University News

Paxson elected to Federal Reserve Bank of Boston board of directors

Role entails representing higher education, private sector interests in implementing Fed policy

By
Senior Staff Writer
Wednesday, January 27, 2016

President Christina Paxson P’19 will serve a three-year term on the board of directors of the Boston Fed. She will help guide policy implementation and offer insight on the bank’s structure to its president.

President Christina Paxson P’19 was elected to the board of directors of the Federal Reserve Bank of Boston, the Boston Fed announced Jan. 12. She will serve through the end of 2017 on the nine-person board representing member banks and the public.

Paxson’s responsibilities will include attending monthly meetings and conference calls, during which the board will review administrative business, oversee local implementation of federal policy and advise the president of the bank on its organizational structure, Paxson said.

Paxson’s experience as both a researcher and administrator makes her a good fit for the role, said Darin Contini, assistant secretary of the Board of Directors. “Most significantly, she’s written on so many economic topics,” he added.

In her role on the board, Paxson represents the business sector and contributes to the group’s geographic and gender diversity, he said.

Paxson will serve as a Class B director at the Boston Fed. Both Class B and C directors represent the public, while Class A directors represent the member banks, Contini said.

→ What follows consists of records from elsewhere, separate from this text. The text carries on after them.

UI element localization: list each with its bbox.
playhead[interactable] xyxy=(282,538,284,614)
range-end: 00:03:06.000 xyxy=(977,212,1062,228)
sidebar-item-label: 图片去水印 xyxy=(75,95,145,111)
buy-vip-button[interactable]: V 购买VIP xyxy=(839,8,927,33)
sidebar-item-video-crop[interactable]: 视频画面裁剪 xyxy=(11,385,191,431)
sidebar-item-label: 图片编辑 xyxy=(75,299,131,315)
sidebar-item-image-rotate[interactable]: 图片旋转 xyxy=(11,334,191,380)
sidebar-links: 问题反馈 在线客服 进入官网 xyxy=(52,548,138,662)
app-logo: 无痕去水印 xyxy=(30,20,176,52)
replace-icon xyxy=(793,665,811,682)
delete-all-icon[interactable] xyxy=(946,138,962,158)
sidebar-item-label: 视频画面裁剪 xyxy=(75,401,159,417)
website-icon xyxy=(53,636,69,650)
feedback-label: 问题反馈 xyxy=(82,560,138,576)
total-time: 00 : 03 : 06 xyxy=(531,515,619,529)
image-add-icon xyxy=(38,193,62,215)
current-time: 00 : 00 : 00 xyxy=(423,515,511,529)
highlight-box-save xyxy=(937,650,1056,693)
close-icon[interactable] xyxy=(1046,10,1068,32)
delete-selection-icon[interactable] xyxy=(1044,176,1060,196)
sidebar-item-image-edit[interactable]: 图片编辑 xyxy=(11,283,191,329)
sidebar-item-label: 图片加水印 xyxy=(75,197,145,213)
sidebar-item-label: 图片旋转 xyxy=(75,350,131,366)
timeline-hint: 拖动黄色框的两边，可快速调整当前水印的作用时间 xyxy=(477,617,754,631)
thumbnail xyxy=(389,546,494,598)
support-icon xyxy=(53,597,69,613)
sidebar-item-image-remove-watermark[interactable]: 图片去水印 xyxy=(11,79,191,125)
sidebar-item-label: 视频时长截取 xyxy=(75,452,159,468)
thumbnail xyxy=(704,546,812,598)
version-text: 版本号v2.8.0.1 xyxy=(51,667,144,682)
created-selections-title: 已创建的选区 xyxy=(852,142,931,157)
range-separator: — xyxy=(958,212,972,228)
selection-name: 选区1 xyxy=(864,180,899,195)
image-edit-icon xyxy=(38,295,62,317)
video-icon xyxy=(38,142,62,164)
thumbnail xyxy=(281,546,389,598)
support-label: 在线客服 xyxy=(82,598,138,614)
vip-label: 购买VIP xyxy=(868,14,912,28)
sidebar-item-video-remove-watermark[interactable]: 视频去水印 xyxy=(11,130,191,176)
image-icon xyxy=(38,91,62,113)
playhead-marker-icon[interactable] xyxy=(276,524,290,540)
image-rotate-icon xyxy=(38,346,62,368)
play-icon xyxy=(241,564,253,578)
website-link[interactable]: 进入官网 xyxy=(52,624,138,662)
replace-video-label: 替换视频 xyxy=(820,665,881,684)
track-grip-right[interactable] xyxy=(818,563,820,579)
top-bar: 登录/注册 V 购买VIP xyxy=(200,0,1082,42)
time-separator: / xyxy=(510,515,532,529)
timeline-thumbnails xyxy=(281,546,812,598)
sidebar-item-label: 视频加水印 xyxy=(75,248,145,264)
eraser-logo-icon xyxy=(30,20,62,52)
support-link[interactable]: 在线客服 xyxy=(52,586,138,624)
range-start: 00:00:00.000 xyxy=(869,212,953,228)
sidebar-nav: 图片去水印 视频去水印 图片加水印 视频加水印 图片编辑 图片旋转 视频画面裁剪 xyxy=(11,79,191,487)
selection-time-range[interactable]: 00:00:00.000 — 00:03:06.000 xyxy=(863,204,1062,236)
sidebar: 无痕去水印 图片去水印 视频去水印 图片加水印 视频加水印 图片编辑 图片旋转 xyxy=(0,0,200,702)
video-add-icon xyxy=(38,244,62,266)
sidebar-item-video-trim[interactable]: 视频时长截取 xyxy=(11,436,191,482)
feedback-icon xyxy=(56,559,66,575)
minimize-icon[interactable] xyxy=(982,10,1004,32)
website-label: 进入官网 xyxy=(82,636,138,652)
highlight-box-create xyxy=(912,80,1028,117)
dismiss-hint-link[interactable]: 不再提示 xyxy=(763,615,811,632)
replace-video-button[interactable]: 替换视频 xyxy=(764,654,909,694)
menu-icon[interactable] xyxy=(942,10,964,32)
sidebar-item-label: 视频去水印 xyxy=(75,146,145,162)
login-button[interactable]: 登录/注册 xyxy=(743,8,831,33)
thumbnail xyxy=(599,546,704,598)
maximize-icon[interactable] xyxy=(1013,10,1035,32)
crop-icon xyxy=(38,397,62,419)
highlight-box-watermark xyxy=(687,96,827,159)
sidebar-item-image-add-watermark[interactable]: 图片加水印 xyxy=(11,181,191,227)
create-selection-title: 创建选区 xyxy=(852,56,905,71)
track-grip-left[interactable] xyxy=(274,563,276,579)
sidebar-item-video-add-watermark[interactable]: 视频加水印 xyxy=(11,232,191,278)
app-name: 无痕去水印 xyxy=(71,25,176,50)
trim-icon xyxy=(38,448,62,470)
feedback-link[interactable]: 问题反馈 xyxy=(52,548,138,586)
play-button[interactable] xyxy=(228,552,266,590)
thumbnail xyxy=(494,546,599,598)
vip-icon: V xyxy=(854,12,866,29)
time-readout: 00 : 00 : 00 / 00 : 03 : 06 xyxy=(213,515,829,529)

Paxson noted that the distinction between the classes brings diversity to the decision-making process during board meetings.

“After receiving a formal nomination from a member bank, Class B directors are elected by a subset of the 63 First District member banks,” wrote Nick Brancaleone, senior communications consultant at the Boston Fed, in an email to The Herald.

Class B and C directors have “less substantive knowledge because we’re not bankers,” Paxson said, but they represent various industries, including higher education, agriculture and health.

“The board, by design, has members that represent the public who are drawn from a wide range of industries,” Paxson said. “Higher education in New England is a major sector of the economy.”

“I do not represent an entity that is regulated by the Federal Reserve. My responsibility is to make sure, to the extent that I can, that the Boston Fed is doing what (it) should,” Paxson said.

Several board directors have gone on to be chairmen or presidents of their respective regional banks, but most return to their primary industries after serving on the board.

Public service is paramount for those who serve on the board, Contini said. He added that after directors leave the board, they tend to remain “fixtures in New England” and continue to give back to the region.

Paxson said she took the role specifically because she “really like(s) being involved with public service.” She also brings relevant experience to the job, having just finished serving on a small committee overseeing the research division of the World Bank, she said.

Paxson said she kept the University’s best interests in mind when accepting this role. “The more I can learn about how organizations work, the more effective I can be as the president of Brown.”

Correction: A previous version of this article stated that President Christina Paxson’s P’19 term is three years long. In fact, she will serve on the board until the end of 2017. The Herald regrets the error.